GROOMS GARDENING: Flowers thrive near end of summer
We have almost reached the middle of September. I am looking for those cooler early mornings and late evenings, but so far they have not arrived. Maybe with climate change it will be October before we start having any fresh cool mornings.
When I go outside and walk around and look at all of the weeds and try to find the plants in amongst them I am very discouraged. We have had adequate rain this summer and all the plants have grown well, but the weeds have grown like monsters on steroids.
There are weeds much taller than my head and now of course they are putting out seed. I’m hoping we will get a few days of relief from these near 100 degree temperatures and I can get outside and attack the weeds. I have been sharpening my machete to try to hack the weeds down as they are unable to be pulled up.
Moon flowers are one of my favorites and I planted some this year on a beautiful trellis given to me by a friend. They came up quickly and were growing nicely. I have been looking for their big, white flowers, but about a week ago lots of little red trumpet flowers started blooming all across the top of the trellis. Now I have to go out and decide which are weeds and which are moon flower vines and cull out the unwanted weed vines.
Spider lilies, Lycoris radiata, are starting to bloom. I should have a lot of them, but the evil amaryllis weevil has eaten many of my hymenocallis bulbs and some amaryllis bulbs this summer even though I use systemic Imidacloprid on them. In past years, they have also destroyed spider lilies.
Spider lilies bloom on a thin scape before any foliage ever makes an appearance. Many people who have them, accidentally mow them down or break the scapes while weeding, before the flowers open. The scapes are very easy to overlook, just a pencil-sized pale green wand that blends in with everything green.
The bulbs are very hardy and will live for years if they are not mowed down before the foliage dies down in the spring. They multiply very quickly and two bulbs will become four to six bulbs in a couple of years. They produce new bulbs so efficiently that the newer bulbs are pushed to the surface because they have no room to grow underground.
At maximum size, the parent bulbs reach about the size of a small lime. Off sets are much smaller, but they grow fast when given enough space to expand. The flowers are long lasting when cut and very lovely in a clear glass vase.
Pinecone gingers have beautiful red cones now. The cones are bracts that hold the true flowers, the small white or yellow, tubular-shaped flowers that come out of the scales of the pinecone.
The clear liquid that comes out of the pine cones, if they are turned upside down, is a skin protectant. It is added to many beauty products, shampoos and soaps, but you get the pure stuff out of the pine cones. I rub it on my arms when I’m working outside and they get itchy from being brushed against greenery.
About this time of year, I cut the foliage to the ground leaving the red pine cones standing up on their scapes a foot or more tall. The foliage is lemon-scented, I put that down to be walked on and the scent will be released for the next few days, even longer if you spray them down or we receive rain.

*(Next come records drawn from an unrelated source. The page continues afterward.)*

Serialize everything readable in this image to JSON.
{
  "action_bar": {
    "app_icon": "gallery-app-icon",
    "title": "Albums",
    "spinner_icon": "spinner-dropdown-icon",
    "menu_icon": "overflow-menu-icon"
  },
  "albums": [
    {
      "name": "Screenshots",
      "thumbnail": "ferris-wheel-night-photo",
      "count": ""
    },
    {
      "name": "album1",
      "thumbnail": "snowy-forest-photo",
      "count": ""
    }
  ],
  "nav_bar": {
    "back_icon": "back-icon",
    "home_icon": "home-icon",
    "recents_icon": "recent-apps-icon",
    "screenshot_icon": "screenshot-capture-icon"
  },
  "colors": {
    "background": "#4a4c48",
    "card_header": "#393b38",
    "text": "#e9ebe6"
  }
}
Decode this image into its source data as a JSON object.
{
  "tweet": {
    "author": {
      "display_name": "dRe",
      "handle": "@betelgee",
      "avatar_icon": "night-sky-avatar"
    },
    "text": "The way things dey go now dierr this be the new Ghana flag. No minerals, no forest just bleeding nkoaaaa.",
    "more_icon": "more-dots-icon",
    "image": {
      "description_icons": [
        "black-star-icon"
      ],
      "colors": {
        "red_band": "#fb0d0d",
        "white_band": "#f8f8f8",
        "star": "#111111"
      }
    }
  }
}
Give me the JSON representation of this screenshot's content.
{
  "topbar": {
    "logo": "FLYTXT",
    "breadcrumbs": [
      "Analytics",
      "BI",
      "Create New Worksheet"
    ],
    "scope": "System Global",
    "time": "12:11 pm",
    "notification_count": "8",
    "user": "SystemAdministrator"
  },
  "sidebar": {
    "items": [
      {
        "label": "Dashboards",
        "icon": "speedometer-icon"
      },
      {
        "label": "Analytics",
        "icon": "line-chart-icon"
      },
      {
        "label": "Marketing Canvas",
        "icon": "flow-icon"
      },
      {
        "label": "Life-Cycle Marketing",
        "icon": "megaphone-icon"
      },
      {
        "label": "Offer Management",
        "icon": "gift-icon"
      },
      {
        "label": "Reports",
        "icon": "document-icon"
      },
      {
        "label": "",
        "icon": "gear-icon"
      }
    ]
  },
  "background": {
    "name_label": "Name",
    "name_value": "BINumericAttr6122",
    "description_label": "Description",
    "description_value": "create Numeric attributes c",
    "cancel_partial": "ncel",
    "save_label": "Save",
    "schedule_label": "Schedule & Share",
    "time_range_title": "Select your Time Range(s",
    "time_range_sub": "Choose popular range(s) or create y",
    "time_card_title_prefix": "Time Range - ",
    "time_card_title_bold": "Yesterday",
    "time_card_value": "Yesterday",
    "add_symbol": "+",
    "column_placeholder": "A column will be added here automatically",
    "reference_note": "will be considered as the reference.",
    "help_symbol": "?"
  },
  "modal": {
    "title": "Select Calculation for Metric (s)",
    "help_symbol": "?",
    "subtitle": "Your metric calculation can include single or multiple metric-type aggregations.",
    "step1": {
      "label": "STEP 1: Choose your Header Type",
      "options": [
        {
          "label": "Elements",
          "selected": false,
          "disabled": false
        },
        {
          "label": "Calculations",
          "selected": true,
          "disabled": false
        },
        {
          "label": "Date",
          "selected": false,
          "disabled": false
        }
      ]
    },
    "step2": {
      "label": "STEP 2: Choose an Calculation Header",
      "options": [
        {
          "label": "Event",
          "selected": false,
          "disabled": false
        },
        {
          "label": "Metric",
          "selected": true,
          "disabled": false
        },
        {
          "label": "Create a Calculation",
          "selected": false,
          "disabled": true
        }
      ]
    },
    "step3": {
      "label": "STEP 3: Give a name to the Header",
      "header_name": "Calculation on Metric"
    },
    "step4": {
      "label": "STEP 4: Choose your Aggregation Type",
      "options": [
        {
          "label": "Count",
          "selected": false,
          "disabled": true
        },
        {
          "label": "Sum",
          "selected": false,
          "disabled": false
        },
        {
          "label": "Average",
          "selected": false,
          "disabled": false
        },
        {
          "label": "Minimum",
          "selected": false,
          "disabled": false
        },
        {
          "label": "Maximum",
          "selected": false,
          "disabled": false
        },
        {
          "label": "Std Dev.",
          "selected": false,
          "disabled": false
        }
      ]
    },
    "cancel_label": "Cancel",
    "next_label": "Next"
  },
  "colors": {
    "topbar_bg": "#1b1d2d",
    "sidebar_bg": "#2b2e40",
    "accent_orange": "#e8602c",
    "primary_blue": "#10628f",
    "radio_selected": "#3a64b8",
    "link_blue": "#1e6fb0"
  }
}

Pine cones make a beautiful arrangement with only a trimmed palmetto leaf behind them to accent the colors. They are long-lasting in arrangements and hold their color very well.
Beauty berry shrubs are displaying their beautiful neon purple berries; they can be seen along many dirt roads and also sunny areas along the edges of woods. To use them in an arrangement, cut long branches of the berries, snip off the leaves which will give you branches filled with clusters of bright purple berries at intervals surrounding the branches.
The branches of berries can be used for the background height in an autumn arrangement, filling in the front with mums and the rim of the container with attractive foliage.
I am not a designer. I had much rather grow flowers than arrange them but in fall there are so many natives that produce beautiful flowers, berries and foliage that I do enjoy playing around with them for my own pleasure.
As a master flower show judge, I do have to study design and stay current, but I always enjoy the horticulture classes much more than design classes. If you enjoy arranging flowers, spring and fall brings an abundance of materials to play with.
There is a great difference between an arrangement and a design. Designs must follow artistic principles and the elements are used to express the artist’s impression or ideas. Elements are line, shape, texture, contrast, color, form and value. The principles are like a recipe and the elements are the ingredients.
With each passing week, more fall flowering plants and shrubs will be producing blooms.
Crotalaria, a.k.a. cow killer, is flowering now with two-feet-tall spikes of bright yellow flowers above the foliage. Do not let your children or pets put the plant material in their mouth or handle it and put their fingers in their mouth. Plants grow wild in sunny spots such as old fields, ditches and vacant lots.
I am out of space, see you next week.
Susan Grooms lives and gardens in Lowndes County.